The SEC said Gen Re is paying $12.2 million to settle the agency's civil charges over AIG and Prudential. The SEC had said that Gen Re engaged in sham transactions with AIG and Prudential that enabled those companies to "manipulate and falsify" their financial results about 10 years ago.
In addition, Gen Re will pay $60.5 million to resolve a class-action lawsuit by AIG shareholders, the SEC and the Justice Department said.
The sham transactions orchestrated by Gen Re enabled AIG to falsely inflate its loss reserves by $500 million and enabled Prudential to improperly book more than $200 million in revenue, the authorities said. Gen Re received fees totaling $8.1 million for structuring and executing the scheme with Prudential, according to the SEC.
Gen Re previously forfeited to the government about $5 million in fees it earned for its role in the AIG accounting scheme, the SEC said.
"Gen Re arranged to sell financial products to AIG and Prudential for the sole purpose of enabling those companies to manipulate their accounting results and mislead investors," Andrew Calamari, associate director of the SEC's New York regional office, said in a statement.
Officials of Berkshire Hathaway at its headquarters in Omaha, Neb., didn't immediately respond to a request for comment on the settlements.

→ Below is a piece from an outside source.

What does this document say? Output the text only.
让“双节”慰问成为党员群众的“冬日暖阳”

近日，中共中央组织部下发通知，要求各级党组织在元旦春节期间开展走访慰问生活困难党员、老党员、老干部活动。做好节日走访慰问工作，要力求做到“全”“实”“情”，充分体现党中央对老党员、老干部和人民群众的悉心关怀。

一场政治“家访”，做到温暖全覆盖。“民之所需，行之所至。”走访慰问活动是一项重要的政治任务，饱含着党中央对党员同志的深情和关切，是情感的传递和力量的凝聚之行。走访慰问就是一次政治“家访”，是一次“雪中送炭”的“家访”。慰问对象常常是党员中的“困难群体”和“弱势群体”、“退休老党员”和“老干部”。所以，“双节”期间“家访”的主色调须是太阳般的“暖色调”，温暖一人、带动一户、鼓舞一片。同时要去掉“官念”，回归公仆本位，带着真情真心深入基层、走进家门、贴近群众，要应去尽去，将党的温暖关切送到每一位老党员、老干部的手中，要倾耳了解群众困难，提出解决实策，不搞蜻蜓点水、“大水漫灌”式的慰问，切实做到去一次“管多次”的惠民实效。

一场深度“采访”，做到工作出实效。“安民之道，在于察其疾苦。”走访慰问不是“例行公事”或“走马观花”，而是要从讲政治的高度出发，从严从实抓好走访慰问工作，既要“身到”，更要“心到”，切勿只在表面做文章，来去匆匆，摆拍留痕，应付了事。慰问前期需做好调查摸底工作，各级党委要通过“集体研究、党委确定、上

Gen Re is one of the largest providers of reinsurance, which is purchased by primary insurance companies to spread risk.
Under the terms of its non-prosecution accord, Gen Re also agreed to maintain for three years a series of internal controls it has already put in place.
New York-based AIG, one of the world's largest insurance companies, nearly collapsed in the fall of 2008 at the height of the financial crisis and received about $180 billion in bailout aid from the government. The company paid a record $1.64 billion in February 2006 in a settlement with federal and New York state authorities, and it apologized for having deceived investors and regulators with misleading accounting practices.
The accounting scandal at AIG also brought the ouster in 2005 of then-chairman Maurice "Hank" Greenberg.
In early 2008, four former executives of Gen Re and AIG's vice president of reinsurance stood trial on charges of conspiracy, securities fraud, making false statements to the SEC and mail fraud. Federal prosecutors said they orchestrated an audacious fraud, putting together the sham reinsurance transaction that allowed AIG to falsely report $500 million in loss reserves and thereby mislead shareholders. They were later found guilty of all charges and sentenced to prison.